Daniel Stewart, Moscow Farmers Market manager, organizes most community events by bringing vendors and supporting local business together.
“I love our community,” Stewart said. “I love working with … other local businesses, the vendors; it’s the most rewarding part for me. The people, that’s why I do my job.”
Artist Jim Robinson had a variety of work displayed in the Chamber of Commerce, including etch designs inspired from his own drawings and logos he designed on the sides of old car doors he finds at local wrecking yards. The oldest door is from the mid-1920s.
A Moscow native, Robinson participated in the art walk for the second time this year. What started as a side job in 1976 turned into a passion when he added his creativity and began painting antique-style custom designs on the sides of cars, he said.
“A lot of what I do is old school hand lettering,” Robinson said. “There’s no computer design or nothing involved.”
The names on the doors are businesses from Moscow’s past, some of which he found in a 1954 phone book a friend gave him.
This is just one of the many projects Robinson is working on. His most recent pieces are large metal sculptures that are not yet ready for an art walk.
“I’ve had two people walk away from the doors and make a comment: ‘anybody could do this and just go the junk yard and get the doors,’” Robinson said. “So I fooled them.”
Joshua Nixon, patron and recent graduate of New Saint Andrews College, has attended the art walk for the past three years. This year he purchased art from spray paint artist Kaelyn McClaine who traveled from Tri-Cities to do live demonstrations at the event. McClaine designed a large landscape piece for Nixon in front of a mesmerized audience, he said.
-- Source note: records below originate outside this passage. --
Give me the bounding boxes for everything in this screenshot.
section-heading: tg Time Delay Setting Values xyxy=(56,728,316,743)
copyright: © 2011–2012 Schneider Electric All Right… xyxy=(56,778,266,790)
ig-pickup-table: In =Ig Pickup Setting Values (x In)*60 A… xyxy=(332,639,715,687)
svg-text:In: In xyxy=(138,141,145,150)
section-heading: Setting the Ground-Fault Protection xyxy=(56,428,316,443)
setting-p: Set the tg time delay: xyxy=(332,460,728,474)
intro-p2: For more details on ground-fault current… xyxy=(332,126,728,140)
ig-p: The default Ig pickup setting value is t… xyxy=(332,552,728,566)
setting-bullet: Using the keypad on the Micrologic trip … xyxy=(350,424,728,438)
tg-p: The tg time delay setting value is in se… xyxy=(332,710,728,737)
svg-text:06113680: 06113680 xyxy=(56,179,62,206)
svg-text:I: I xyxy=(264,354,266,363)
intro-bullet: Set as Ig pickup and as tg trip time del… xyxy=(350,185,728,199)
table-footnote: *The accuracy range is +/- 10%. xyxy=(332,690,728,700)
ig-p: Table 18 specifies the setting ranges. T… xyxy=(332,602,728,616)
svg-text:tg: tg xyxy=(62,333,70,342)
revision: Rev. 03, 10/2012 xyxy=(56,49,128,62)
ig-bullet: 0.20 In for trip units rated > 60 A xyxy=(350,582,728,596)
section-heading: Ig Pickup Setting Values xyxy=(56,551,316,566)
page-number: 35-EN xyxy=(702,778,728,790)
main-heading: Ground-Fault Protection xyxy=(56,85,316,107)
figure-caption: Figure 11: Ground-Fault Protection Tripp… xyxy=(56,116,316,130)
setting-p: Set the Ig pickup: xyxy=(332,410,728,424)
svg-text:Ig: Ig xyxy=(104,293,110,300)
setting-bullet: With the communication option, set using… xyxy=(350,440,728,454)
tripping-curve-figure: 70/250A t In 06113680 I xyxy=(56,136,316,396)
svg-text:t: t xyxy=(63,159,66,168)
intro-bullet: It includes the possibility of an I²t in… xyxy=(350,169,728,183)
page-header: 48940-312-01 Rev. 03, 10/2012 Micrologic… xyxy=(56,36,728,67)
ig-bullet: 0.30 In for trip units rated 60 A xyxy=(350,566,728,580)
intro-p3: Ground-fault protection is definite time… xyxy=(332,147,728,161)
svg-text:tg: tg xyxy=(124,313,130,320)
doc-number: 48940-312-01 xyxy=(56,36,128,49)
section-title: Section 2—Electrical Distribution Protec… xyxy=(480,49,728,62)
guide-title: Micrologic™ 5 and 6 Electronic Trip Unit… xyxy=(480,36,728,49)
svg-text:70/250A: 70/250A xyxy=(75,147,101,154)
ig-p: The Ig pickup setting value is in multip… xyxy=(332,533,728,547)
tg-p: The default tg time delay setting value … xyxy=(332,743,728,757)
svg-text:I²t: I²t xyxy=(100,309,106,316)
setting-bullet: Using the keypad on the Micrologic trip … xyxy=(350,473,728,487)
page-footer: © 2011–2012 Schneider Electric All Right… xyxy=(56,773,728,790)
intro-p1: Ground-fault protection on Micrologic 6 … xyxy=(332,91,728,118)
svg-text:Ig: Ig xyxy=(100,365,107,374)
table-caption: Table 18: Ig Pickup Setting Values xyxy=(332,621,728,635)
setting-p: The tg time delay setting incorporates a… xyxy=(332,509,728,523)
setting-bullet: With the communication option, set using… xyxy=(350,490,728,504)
“It’s probably not the last piece I’ll get. It’s nice to watch it being created, [and] you definitely can’t get that just buying it,” Nixon said. “There’s also personality to it.”
With a medium as simple as spray paint, a talented artist created a masterpiece he is proud to put up in his home to make it a nicer place to live, Nixon said.
“Moscow is important to me,” Nixon said. “I want to make sure that people who can make beautiful things … are able to do that.”
Nixon is a regular attendee of events throughout Moscow including the farmer’s market and festivals, and the art walk is one of his favorites, he said.
“I really enjoy going into businesses that I would go to every day but seeing local artists’ art up there on the walls,” Nixon said. “It’s really beautiful what people in our community are creating, and we don’t get to see that much of it, but during the art walk, we do.”